Our main issue with the protocol is, however, a moral one. We agree that in certain situations it is reasonable and desirable to limit the level of care in these severely disabled and suffering infants: but the direct taking of human life crosses a major boundary line. Almost all civilised societies distinguish between an active act of taking another life and merely standing by and watching someone die. This distinction is recognised by most religions but is particularly felt by physicians and nurses, who have to perform the act, and who for centuries resisted the deliberate taking of human life.

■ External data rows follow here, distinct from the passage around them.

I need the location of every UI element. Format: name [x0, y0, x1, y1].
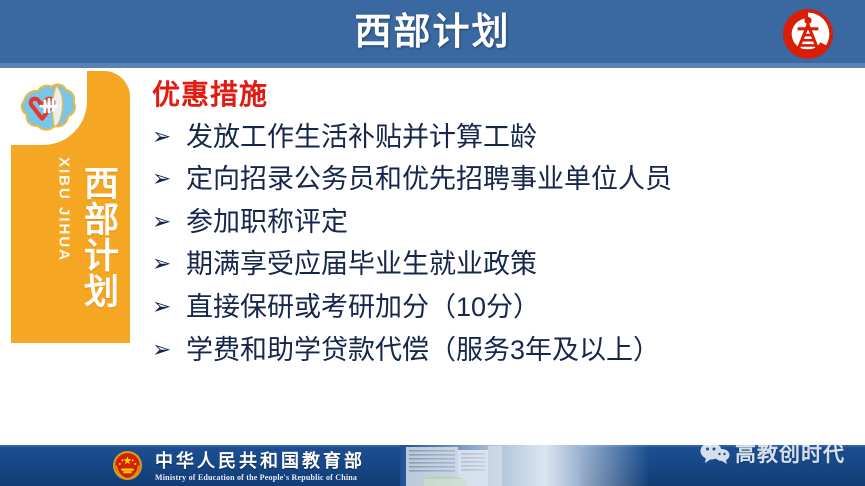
arrow-bullet-icon: ➢	[152, 162, 186, 195]
footer-org-block: 中华人民共和国教育部 Ministry of Education of the …	[155, 451, 365, 483]
china-youth-volunteers-logo-icon	[782, 8, 834, 60]
national-emblem-china-icon	[112, 450, 143, 481]
list-item-label: 发放工作生活补贴并计算工龄	[186, 120, 537, 156]
list-item: ➢ 直接保研或考研加分（10分）	[152, 290, 852, 326]
list-item: ➢ 学费和助学贷款代偿（服务3年及以上）	[152, 333, 852, 369]
content-heading: 优惠措施	[152, 78, 852, 112]
benefits-list: ➢ 发放工作生活补贴并计算工龄 ➢ 定向招录公务员和优先招聘事业单位人员 ➢ 参…	[152, 120, 852, 369]
arrow-bullet-icon: ➢	[152, 205, 186, 238]
list-item: ➢ 参加职称评定	[152, 205, 852, 241]
side-banner-title-pinyin: XIBU JIHUA	[56, 145, 73, 275]
china-map-heart-logo-icon	[14, 76, 84, 138]
wechat-bubble-icon	[700, 441, 730, 465]
slide-header: 西部计划	[0, 0, 865, 67]
footer-org-name-en: Ministry of Education of the People's Re…	[155, 472, 365, 483]
footer-photo-fade	[400, 445, 650, 486]
list-item-label: 期满享受应届毕业生就业政策	[186, 247, 537, 283]
header-underline	[0, 63, 865, 68]
list-item-label: 直接保研或考研加分（10分）	[186, 290, 540, 326]
arrow-bullet-icon: ➢	[152, 247, 186, 280]
list-item-label: 学费和助学贷款代偿（服务3年及以上）	[186, 333, 660, 369]
presentation-slide: 西部计划 西部计划 XIBU JIHUA 优惠措施	[0, 0, 865, 486]
arrow-bullet-icon: ➢	[152, 333, 186, 366]
slide-content: 优惠措施 ➢ 发放工作生活补贴并计算工龄 ➢ 定向招录公务员和优先招聘事业单位人…	[152, 78, 852, 375]
list-item-label: 参加职称评定	[186, 205, 348, 241]
watermark-label: 高教创时代	[735, 438, 845, 468]
page-title: 西部计划	[0, 0, 865, 63]
list-item: ➢ 期满享受应届毕业生就业政策	[152, 247, 852, 283]
list-item: ➢ 发放工作生活补贴并计算工龄	[152, 120, 852, 156]
xibu-jihua-side-banner: 西部计划 XIBU JIHUA	[11, 71, 130, 343]
arrow-bullet-icon: ➢	[152, 120, 186, 153]
list-item: ➢ 定向招录公务员和优先招聘事业单位人员	[152, 162, 852, 198]
arrow-bullet-icon: ➢	[152, 290, 186, 323]
footer-org-name-cn: 中华人民共和国教育部	[155, 451, 365, 471]
watermark: 高教创时代	[700, 438, 845, 468]
list-item-label: 定向招录公务员和优先招聘事业单位人员	[186, 162, 672, 198]
side-banner-title-cn: 西部计划	[66, 149, 118, 325]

When the various protocols for euthanasia in adults were first described, one of the major criticisms of them was the slippery slope argument. It was feared that any permission of active euthanasia, even under strict controls, would sooner or later lead to euthanasia of people who did not meet the rigorous criteria. The Netherlands experience bears this out fully, as exemplified by the present protocol. The history of euthanasia in the Netherlands shows that a major portion of acts of euthanasia both in adults and children are in direct violation of the guidelines promulgated at the onset of the euthanasia programme. These included: patient initiation of request; absolute voluntarism; severe suffering; consultation with another physician, and honest and full reporting to authorities. Today active consent is often not obtained and a high percentage of the cases are not reported to the authorities. Indeed, in the article by Verhagen and Sauer,1 they report that only a small number of cases of newborn euthanasia are reported to the authorities, indicating the extent to which Dutch physicians violate their own criteria. The report also states that forgoing or not initiating life sustaining treatment in children is acceptable to most European neonatologists. Yet a recent survey of neonatologists in European countries revealed that almost two thirds did not feel that withdrawal and withholding were identical.3 Clearly active euthanasia would be even more problematic for the overwhelming majority of European neonatologists.

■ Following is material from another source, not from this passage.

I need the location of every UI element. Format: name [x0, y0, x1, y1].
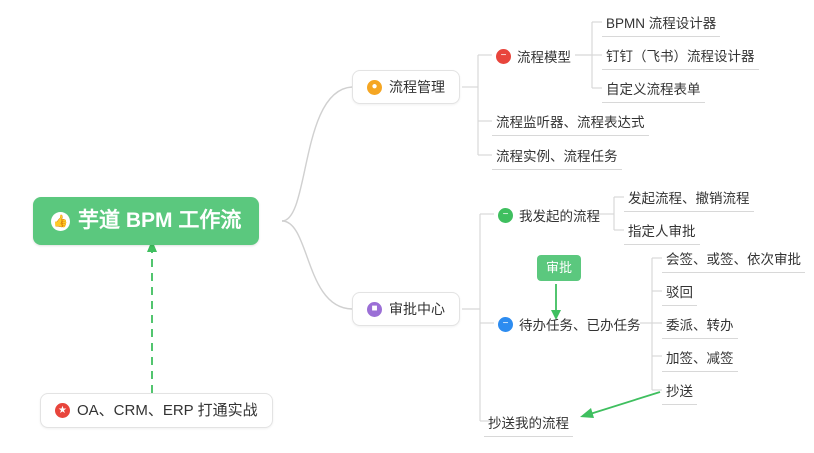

Alternatives to euthanasia in the care of these infants certainly exist. Paediatric palliative care emphasises an interdisciplinary team approach to the physical, social, and psychological needs of the patient and their families, with expert management of pain and associated symptoms.4 This holistic philosophy of pain control, symptom management, and psychosocial support should be the standard of care for children with life threatening illnesses and resources should be provided for its implementation.

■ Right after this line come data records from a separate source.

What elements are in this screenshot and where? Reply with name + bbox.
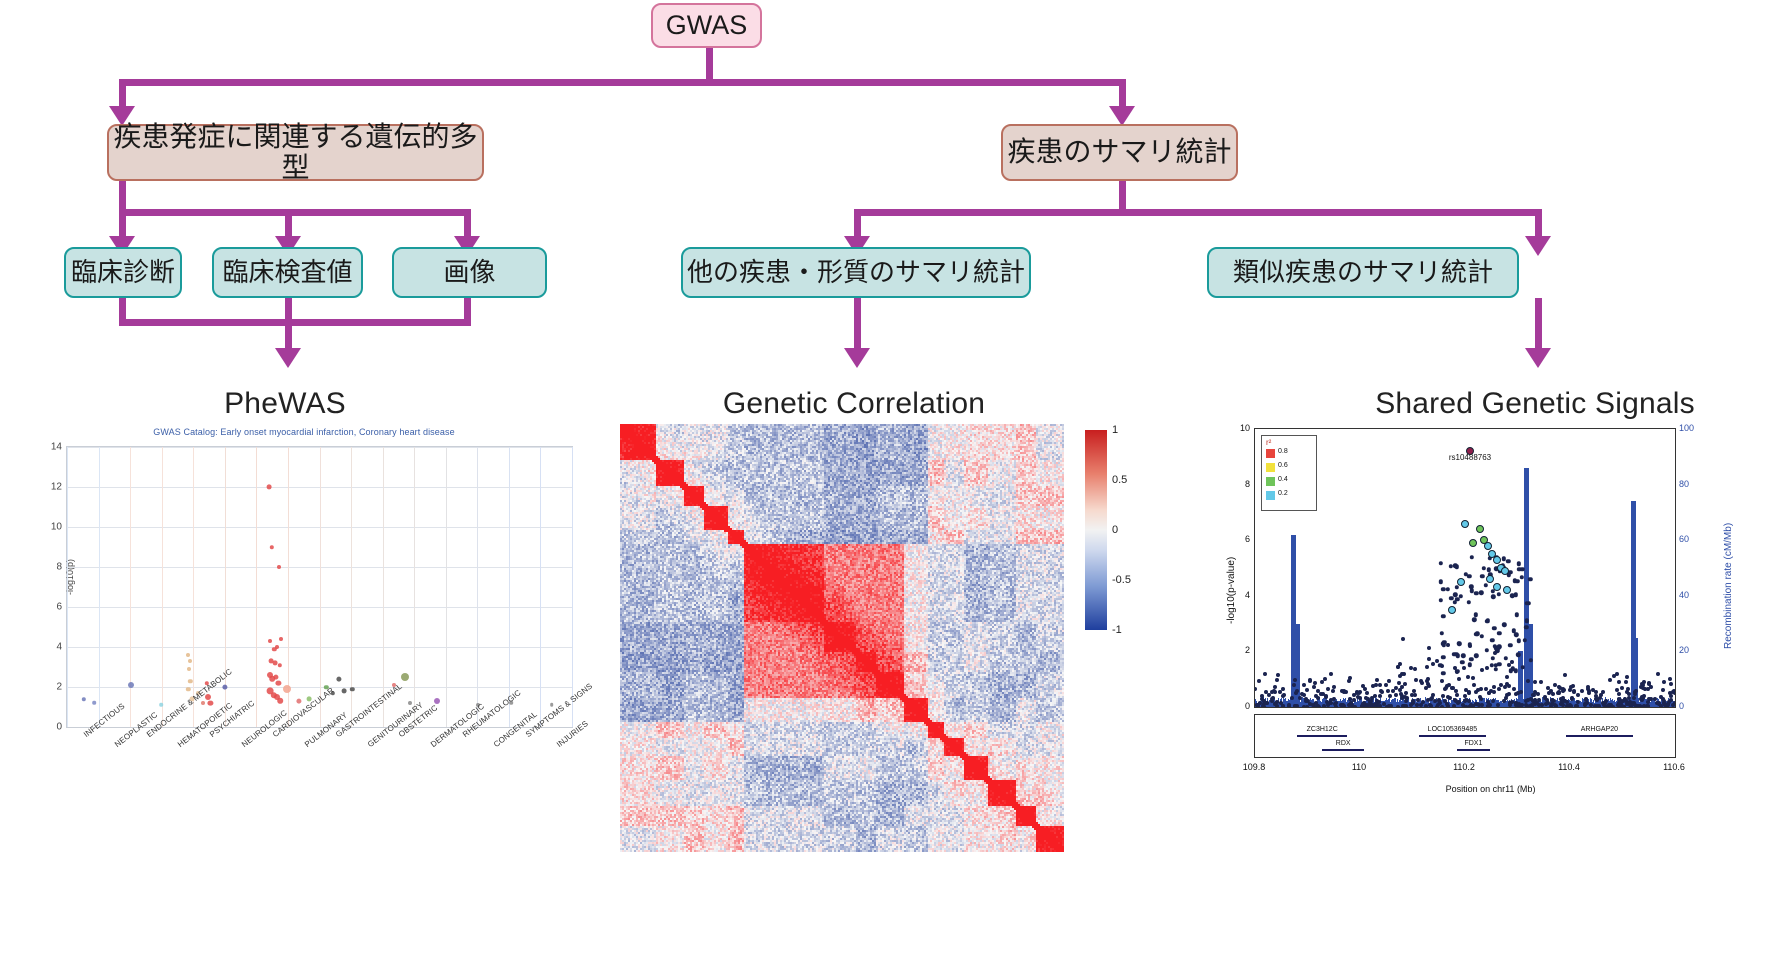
phewas-point — [92, 701, 96, 705]
phewas-gridline-v — [540, 447, 541, 727]
locuszoom-point — [1457, 700, 1461, 704]
node-imaging[interactable]: 画像 — [392, 247, 547, 298]
locuszoom-point — [1471, 704, 1475, 708]
locuszoom-point — [1584, 697, 1588, 701]
locuszoom-point — [1633, 692, 1637, 696]
figure-genetic-correlation: 10.50-0.5-1 — [620, 424, 1180, 854]
locuszoom-point — [1501, 567, 1509, 575]
locuszoom-point — [1595, 698, 1599, 702]
genetic-correlation-colorbar — [1085, 430, 1107, 630]
phewas-point — [188, 679, 192, 683]
locuszoom-point — [1388, 694, 1392, 698]
locuszoom-point — [1576, 693, 1580, 697]
phewas-chart-title: GWAS Catalog: Early onset myocardial inf… — [14, 427, 594, 437]
locuszoom-legend-label: 0.8 — [1278, 448, 1288, 455]
locuszoom-point — [1270, 690, 1274, 694]
locuszoom-point — [1587, 689, 1591, 693]
node-disease-associated-variants[interactable]: 疾患発症に関連する遺伝的多型 — [107, 124, 484, 181]
locuszoom-point — [1479, 591, 1483, 595]
locuszoom-point — [1424, 686, 1428, 690]
phewas-point — [283, 685, 291, 693]
locuszoom-point — [1508, 643, 1512, 647]
locuszoom-point — [1474, 690, 1478, 694]
phewas-gridline-v — [477, 447, 478, 727]
locuszoom-point — [1497, 687, 1501, 691]
locuszoom-point — [1639, 685, 1643, 689]
locuszoom-point — [1361, 702, 1365, 706]
locuszoom-point — [1295, 689, 1299, 693]
phewas-gridline-v — [256, 447, 257, 727]
locuszoom-point — [1396, 705, 1400, 708]
phewas-gridline-v — [351, 447, 352, 727]
locuszoom-point — [1414, 678, 1418, 682]
locuszoom-point — [1595, 704, 1599, 708]
locuszoom-point — [1626, 687, 1630, 691]
locuszoom-point — [1379, 689, 1383, 693]
locuszoom-point — [1461, 520, 1469, 528]
node-gwas[interactable]: GWAS — [651, 3, 762, 48]
locuszoom-point — [1494, 667, 1498, 671]
locuszoom-point — [1572, 690, 1576, 694]
locuszoom-gene-label: ZC3H12C — [1307, 726, 1338, 733]
locuszoom-point — [1662, 680, 1666, 684]
locuszoom-point — [1419, 679, 1423, 683]
locuszoom-point — [1528, 577, 1532, 581]
phewas-y-tick: 8 — [56, 562, 62, 573]
locuszoom-point — [1264, 690, 1268, 694]
panel-title-shared-genetic-signals: Shared Genetic Signals — [1355, 387, 1715, 421]
node-similar-disease-summary-statistics-label: 類似疾患のサマリ統計 — [1233, 258, 1493, 287]
locuszoom-point — [1594, 690, 1598, 694]
locuszoom-point — [1400, 685, 1404, 689]
locuszoom-point — [1412, 689, 1416, 693]
locuszoom-point — [1591, 688, 1595, 692]
locuszoom-point — [1394, 693, 1398, 697]
locuszoom-point — [1666, 703, 1670, 707]
locuszoom-point — [1467, 662, 1471, 666]
locuszoom-y-tick-right: 40 — [1679, 590, 1689, 600]
locuszoom-legend-label: 0.2 — [1278, 490, 1288, 497]
locuszoom-point — [1497, 592, 1501, 596]
locuszoom-point — [1451, 686, 1455, 690]
locuszoom-point — [1287, 703, 1291, 707]
locuszoom-point — [1643, 687, 1647, 691]
figure-locuszoom: rs10488763 r² 0.80.60.40.2 0246810 02040… — [1218, 424, 1763, 824]
phewas-y-tick: 12 — [51, 482, 62, 493]
locuszoom-point — [1484, 542, 1492, 550]
locuszoom-point — [1659, 704, 1663, 708]
locuszoom-point — [1563, 673, 1567, 677]
locuszoom-point — [1403, 695, 1407, 699]
locuszoom-point — [1263, 672, 1267, 676]
locuszoom-x-tick: 109.8 — [1243, 762, 1266, 772]
connector-l2left-drop-3 — [464, 209, 471, 239]
phewas-point — [401, 673, 409, 681]
locuszoom-point — [1624, 680, 1628, 684]
locuszoom-x-tick: 110.2 — [1453, 762, 1475, 772]
figure-phewas: GWAS Catalog: Early onset myocardial inf… — [14, 424, 594, 824]
node-similar-disease-summary-statistics[interactable]: 類似疾患のサマリ統計 — [1207, 247, 1519, 298]
locuszoom-point — [1486, 704, 1490, 708]
locuszoom-point — [1484, 583, 1488, 587]
node-other-trait-summary-statistics-label: 他の疾患・形質のサマリ統計 — [687, 258, 1025, 287]
locuszoom-point — [1373, 694, 1377, 698]
locuszoom-point — [1440, 679, 1444, 683]
locuszoom-point — [1401, 637, 1405, 641]
colorbar-tick: 1 — [1112, 424, 1118, 436]
locuszoom-gene-bar — [1419, 735, 1486, 737]
locuszoom-point — [1375, 678, 1379, 682]
locuszoom-point — [1589, 703, 1593, 707]
locuszoom-point — [1292, 683, 1296, 687]
locuszoom-point — [1426, 698, 1430, 702]
locuszoom-point — [1305, 705, 1309, 708]
node-clinical-diagnosis[interactable]: 臨床診断 — [64, 247, 182, 298]
locuszoom-gene-bar — [1322, 749, 1364, 751]
locuszoom-point — [1485, 648, 1489, 652]
arrow-l2right-to-similar-disease — [1525, 236, 1551, 256]
phewas-gridline-v — [320, 447, 321, 727]
locuszoom-point — [1441, 614, 1445, 618]
phewas-point — [186, 687, 190, 691]
locuszoom-gene-label: FDX1 — [1464, 740, 1482, 747]
locuszoom-y-tick-left: 2 — [1226, 645, 1250, 655]
node-disease-summary-statistics-label: 疾患のサマリ統計 — [1007, 137, 1231, 168]
locuszoom-point — [1477, 703, 1481, 707]
locuszoom-point — [1514, 632, 1518, 636]
locuszoom-point — [1515, 579, 1519, 583]
locuszoom-point — [1487, 568, 1491, 572]
locuszoom-point — [1623, 697, 1627, 701]
locuszoom-point — [1352, 698, 1356, 702]
phewas-point — [208, 700, 213, 705]
locuszoom-right-axis-label: Recombination rate (cM/Mb) — [1723, 523, 1734, 649]
connector-root-bus — [119, 79, 1126, 86]
node-disease-summary-statistics[interactable]: 疾患のサマリ統計 — [1001, 124, 1238, 181]
locuszoom-point — [1551, 692, 1555, 696]
colorbar-tick: -1 — [1112, 624, 1122, 636]
locuszoom-point — [1466, 675, 1470, 679]
locuszoom-point — [1460, 660, 1464, 664]
locuszoom-point — [1419, 703, 1423, 707]
locuszoom-point — [1378, 683, 1382, 687]
genetic-correlation-heatmap — [620, 424, 1064, 852]
locuszoom-point — [1490, 638, 1494, 642]
locuszoom-point — [1492, 626, 1496, 630]
locuszoom-point — [1669, 694, 1673, 698]
locuszoom-point — [1255, 703, 1259, 707]
locuszoom-legend-label: 0.6 — [1278, 462, 1288, 469]
phewas-gridline-v — [67, 447, 68, 727]
locuszoom-y-tick-left: 10 — [1226, 423, 1250, 433]
locuszoom-point — [1549, 704, 1553, 708]
locuszoom-gene-bar — [1297, 735, 1347, 737]
node-other-trait-summary-statistics[interactable]: 他の疾患・形質のサマリ統計 — [681, 247, 1031, 298]
locuszoom-point — [1427, 646, 1431, 650]
connector-root-to-l2-left — [119, 79, 126, 108]
locuszoom-point — [1290, 696, 1294, 700]
locuszoom-point — [1491, 595, 1495, 599]
locuszoom-point — [1533, 680, 1537, 684]
locuszoom-point — [1580, 689, 1584, 693]
locuszoom-left-axis-label: -log10(p-value) — [1226, 557, 1237, 624]
locuszoom-point — [1476, 525, 1484, 533]
locuszoom-point — [1557, 691, 1561, 695]
locuszoom-y-tick-right: 60 — [1679, 534, 1689, 544]
locuszoom-point — [1308, 679, 1312, 683]
phewas-point — [82, 697, 86, 701]
locuszoom-point — [1486, 575, 1494, 583]
locuszoom-point — [1479, 687, 1483, 691]
locuszoom-legend-title: r² — [1266, 438, 1271, 447]
locuszoom-point — [1649, 685, 1653, 689]
locuszoom-point — [1517, 704, 1521, 708]
locuszoom-point — [1441, 694, 1445, 698]
locuszoom-point — [1348, 676, 1352, 680]
locuszoom-point — [1464, 698, 1468, 702]
locuszoom-point — [1539, 680, 1543, 684]
locuszoom-gene-label: RDX — [1336, 740, 1351, 747]
locuszoom-point — [1570, 696, 1574, 700]
locuszoom-point — [1270, 697, 1274, 701]
locuszoom-point — [1509, 669, 1513, 673]
locuszoom-point — [1298, 696, 1302, 700]
locuszoom-point — [1517, 638, 1521, 642]
locuszoom-point — [1342, 690, 1346, 694]
locuszoom-point — [1358, 690, 1362, 694]
locuszoom-gene-bar — [1457, 749, 1491, 751]
node-clinical-diagnosis-label: 臨床診断 — [71, 258, 175, 287]
locuszoom-point — [1615, 688, 1619, 692]
locuszoom-point — [1469, 555, 1473, 559]
phewas-point — [297, 698, 302, 703]
locuszoom-point — [1446, 643, 1450, 647]
locuszoom-point — [1444, 686, 1448, 690]
connector-l2right-drop-1 — [854, 209, 861, 239]
locuszoom-point — [1378, 694, 1382, 698]
locuszoom-point — [1320, 680, 1324, 684]
locuszoom-point — [1329, 672, 1333, 676]
locuszoom-point — [1553, 683, 1557, 687]
phewas-point — [223, 684, 228, 689]
locuszoom-x-axis-label: Position on chr11 (Mb) — [1218, 784, 1763, 794]
locuszoom-point — [1316, 704, 1320, 708]
phewas-point — [550, 703, 554, 707]
arrow-to-phewas — [275, 348, 301, 368]
panel-title-genetic-correlation: Genetic Correlation — [704, 387, 1004, 421]
arrow-to-shared-signals — [1525, 348, 1551, 368]
locuszoom-point — [1493, 556, 1501, 564]
phewas-point — [276, 680, 281, 685]
connector-to-shared-signals — [1535, 298, 1542, 351]
locuszoom-point — [1642, 680, 1646, 684]
locuszoom-point — [1617, 680, 1621, 684]
locuszoom-point — [1431, 693, 1435, 697]
locuszoom-gene-label: LOC105369485 — [1428, 726, 1477, 733]
locuszoom-point — [1311, 703, 1315, 707]
locuszoom-point — [1281, 687, 1285, 691]
locuszoom-point — [1365, 691, 1369, 695]
locuszoom-y-tick-right: 20 — [1679, 645, 1689, 655]
locuszoom-point — [1517, 562, 1521, 566]
locuszoom-point — [1293, 678, 1297, 682]
locuszoom-point — [1672, 689, 1676, 693]
locuszoom-point — [1472, 617, 1476, 621]
locuszoom-point — [1441, 655, 1445, 659]
locuszoom-point — [1673, 701, 1676, 705]
locuszoom-point — [1608, 678, 1612, 682]
locuszoom-point — [1474, 654, 1478, 658]
locuszoom-point — [1334, 705, 1338, 708]
locuszoom-gene-bar — [1566, 735, 1633, 737]
locuszoom-point — [1409, 666, 1413, 670]
locuszoom-point — [1559, 702, 1563, 706]
phewas-point — [268, 639, 272, 643]
locuszoom-point — [1352, 705, 1356, 708]
locuszoom-point — [1458, 594, 1462, 598]
locuszoom-point — [1482, 566, 1486, 570]
locuszoom-point — [1348, 697, 1352, 701]
locuszoom-point — [1625, 675, 1629, 679]
locuszoom-point — [1656, 672, 1660, 676]
locuszoom-point — [1526, 698, 1530, 702]
locuszoom-point — [1497, 631, 1501, 635]
node-imaging-label: 画像 — [443, 258, 495, 287]
locuszoom-point — [1385, 705, 1389, 708]
locuszoom-point — [1324, 695, 1328, 699]
locuszoom-y-tick-left: 8 — [1226, 479, 1250, 489]
locuszoom-point — [1457, 578, 1465, 586]
locuszoom-point — [1429, 704, 1433, 708]
phewas-point — [278, 663, 282, 667]
phewas-point — [408, 701, 412, 705]
locuszoom-y-tick-right: 100 — [1679, 423, 1694, 433]
phewas-point — [186, 653, 190, 657]
locuszoom-point — [1620, 686, 1624, 690]
locuszoom-point — [1491, 699, 1495, 703]
locuszoom-y-tick-right: 80 — [1679, 479, 1689, 489]
connector-l2left-drop-2 — [285, 209, 292, 239]
locuszoom-point — [1535, 701, 1539, 705]
locuszoom-point — [1316, 689, 1320, 693]
node-clinical-lab-values[interactable]: 臨床検査値 — [212, 247, 363, 298]
locuszoom-point — [1455, 564, 1459, 568]
locuszoom-point — [1480, 634, 1484, 638]
phewas-point — [279, 637, 283, 641]
phewas-gridline-v — [446, 447, 447, 727]
locuszoom-point — [1669, 682, 1673, 686]
locuszoom-point — [1455, 693, 1459, 697]
locuszoom-point — [1387, 679, 1391, 683]
locuszoom-point — [1416, 698, 1420, 702]
locuszoom-lead-snp-label: rs10488763 — [1449, 453, 1491, 462]
phewas-gridline-v — [414, 447, 415, 727]
locuszoom-point — [1425, 665, 1429, 669]
locuszoom-point — [1497, 662, 1501, 666]
locuszoom-point — [1505, 675, 1509, 679]
locuszoom-point — [1424, 704, 1428, 708]
locuszoom-point — [1457, 642, 1461, 646]
locuszoom-legend-swatch — [1266, 491, 1275, 500]
locuszoom-point — [1305, 688, 1309, 692]
locuszoom-point — [1322, 705, 1326, 708]
locuszoom-gene-label: ARHGAP20 — [1581, 726, 1618, 733]
locuszoom-point — [1471, 676, 1475, 680]
connector-l2right-stem — [1119, 180, 1126, 212]
locuszoom-point — [1265, 701, 1269, 705]
phewas-point — [336, 676, 341, 681]
locuszoom-point — [1435, 705, 1439, 708]
locuszoom-point — [1427, 657, 1431, 661]
phewas-point — [278, 698, 284, 704]
locuszoom-point — [1503, 685, 1507, 689]
phewas-y-tick: 4 — [56, 642, 62, 653]
locuszoom-point — [1473, 612, 1477, 616]
locuszoom-point — [1276, 673, 1280, 677]
locuszoom-point — [1659, 695, 1663, 699]
locuszoom-point — [1490, 656, 1494, 660]
locuszoom-point — [1374, 702, 1378, 706]
locuszoom-point — [1391, 689, 1395, 693]
connector-root-stem — [706, 46, 713, 82]
locuszoom-y-tick-left: 0 — [1226, 701, 1250, 711]
locuszoom-point — [1561, 687, 1565, 691]
locuszoom-point — [1453, 600, 1457, 604]
locuszoom-point — [1457, 677, 1461, 681]
locuszoom-point — [1469, 539, 1477, 547]
phewas-point — [434, 698, 440, 704]
arrow-to-genetic-correlation — [844, 348, 870, 368]
locuszoom-point — [1304, 697, 1308, 701]
locuszoom-recombination-bar — [1637, 638, 1638, 708]
locuszoom-point — [1480, 668, 1484, 672]
locuszoom-legend-swatch — [1266, 477, 1275, 486]
phewas-y-tick: 10 — [51, 522, 62, 533]
locuszoom-point — [1487, 691, 1491, 695]
locuszoom-point — [1445, 702, 1449, 706]
locuszoom-point — [1478, 695, 1482, 699]
phewas-gridline-v — [509, 447, 510, 727]
colorbar-tick: 0.5 — [1112, 474, 1127, 486]
locuszoom-point — [1506, 559, 1510, 563]
locuszoom-point — [1369, 702, 1373, 706]
locuszoom-point — [1631, 702, 1635, 706]
locuszoom-point — [1313, 681, 1317, 685]
connector-to-genetic-correlation — [854, 298, 861, 351]
locuszoom-point — [1642, 694, 1646, 698]
locuszoom-point — [1329, 701, 1333, 705]
locuszoom-point — [1510, 700, 1514, 704]
locuszoom-point — [1505, 693, 1509, 697]
connector-l2right-drop-2 — [1535, 209, 1542, 239]
locuszoom-point — [1599, 693, 1603, 697]
locuszoom-point — [1431, 662, 1435, 666]
locuszoom-legend-swatch — [1266, 463, 1275, 472]
locuszoom-point — [1334, 701, 1338, 705]
connector-l2left-drop-1 — [119, 209, 126, 239]
phewas-point — [187, 667, 191, 671]
locuszoom-point — [1493, 583, 1501, 591]
connector-l2left-stem — [119, 180, 126, 212]
locuszoom-point — [1275, 704, 1279, 708]
locuszoom-point — [1314, 694, 1318, 698]
locuszoom-point — [1448, 696, 1452, 700]
locuszoom-point — [1510, 593, 1514, 597]
locuszoom-point — [1641, 705, 1645, 708]
phewas-gridline-v — [193, 447, 194, 727]
locuszoom-point — [1611, 705, 1615, 708]
locuszoom-point — [1503, 656, 1507, 660]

The sole criterion for ending the life of these infants is their poor quality of life. Who gave physicians the right to determine quality of life and to practise euthanasia on that basis? Infants need to be protected by society irrespective of their medical condition and not condemned to die. In many countries physicians have already abandoned the longstanding honourable medical tradition of not deliberately terminating human life, by accepting a policy of active euthanasia in terminally ill competent adults; there is no justification for extending that policy to suffering children. In our minds the Groningen protocol is morally and ethically unacceptable and should be shunned by the international medical community.